Custom Data Structures

  • If you only need a subset of information captured by subprocess.CompletedProcess (e.g., just return code and output), you can create your own data structure (like a dictionary) to store the relevant data. This gives you more control over the format and avoids unnecessary object creation.

Error Handling in subprocess.run

  • The subprocess.run function itself offers several ways to handle the completion status of the subprocess:
    • check (default False)
      Raises an exception for non-zero return codes.
    • timeout
      Sets a maximum execution time for the subprocess and raises a TimeoutExpired exception if exceeded.
    • Custom Error Handling
      You can check the returncode returned by subprocess.run and handle errors or warnings accordingly in your code.

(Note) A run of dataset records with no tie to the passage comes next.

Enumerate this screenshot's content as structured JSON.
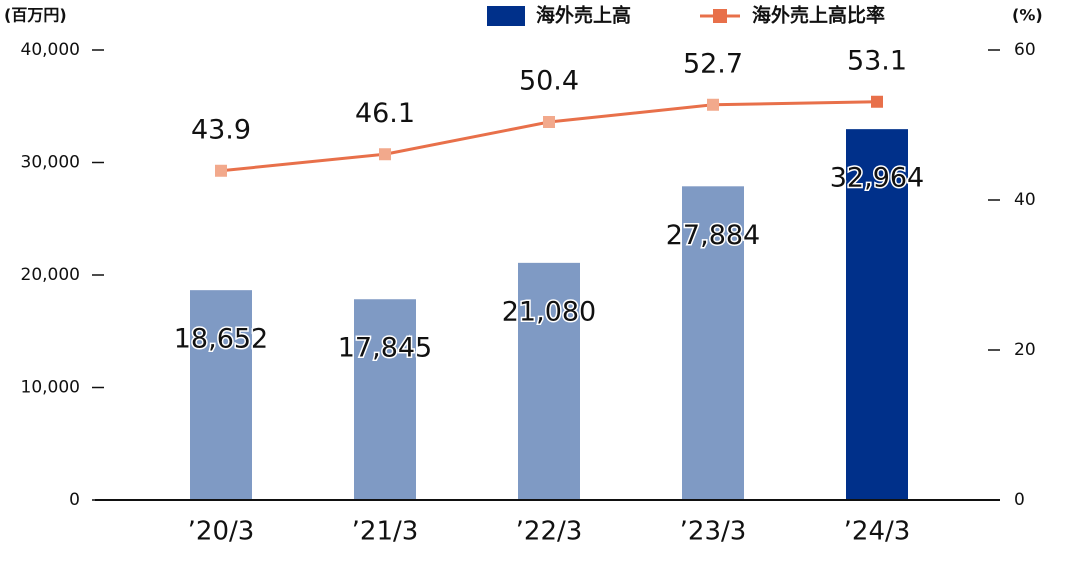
{
  "chart_data": {
    "type": "bar_line",
    "y_unit": "(百万円)",
    "y2_unit": "(%)",
    "categories": [
      "’20/3",
      "’21/3",
      "’22/3",
      "’23/3",
      "’24/3"
    ],
    "series": [
      {
        "name": "海外売上高",
        "type": "bar",
        "color": "#00308a",
        "colors": [
          "#7f9ac4",
          "#7f9ac4",
          "#7f9ac4",
          "#7f9ac4",
          "#00308a"
        ],
        "values": [
          18652,
          17845,
          21080,
          27884,
          32964
        ],
        "value_labels": [
          "18,652",
          "17,845",
          "21,080",
          "27,884",
          "32,964"
        ],
        "label_colors": [
          "#111111",
          "#111111",
          "#111111",
          "#111111",
          "#00308a"
        ]
      },
      {
        "name": "海外売上高比率",
        "type": "line",
        "axis": "y2",
        "color": "#e8704a",
        "marker_colors": [
          "#f2a98c",
          "#f2a98c",
          "#f2a98c",
          "#f2a98c",
          "#e8704a"
        ],
        "values": [
          43.9,
          46.1,
          50.4,
          52.7,
          53.1
        ],
        "label_colors": [
          "#111111",
          "#111111",
          "#111111",
          "#111111",
          "#e8704a"
        ]
      }
    ],
    "ylim": [
      0,
      40000
    ],
    "yticks": [
      0,
      {
        "value": 10000,
        "label": "10,000"
      },
      {
        "value": 20000,
        "label": "20,000"
      },
      {
        "value": 30000,
        "label": "30,000"
      },
      {
        "value": 40000,
        "label": "40,000"
      }
    ],
    "y2lim": [
      0,
      60
    ],
    "y2ticks": [
      0,
      20,
      40,
      60
    ]
  }
}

shlex Module (for Shell-like Commands)

  • If you're working with shell-like commands and only need the return code, consider using the shlex module to parse the command string and then use the os.system or os.popen functions (although subprocess is generally preferred). These functions might provide simpler ways to capture the return code.
  • For more advanced control over shell commands and output parsing, explore third-party libraries like pexpect or pty that offer finer-grained interaction with subprocesses.
  • Be cautious with os.system and os.popen as they have security implications when dealing with untrusted user input.
  • When choosing an alternative, ensure it captures the essential information you need about the completed subprocess (e.g., return code, output, error message).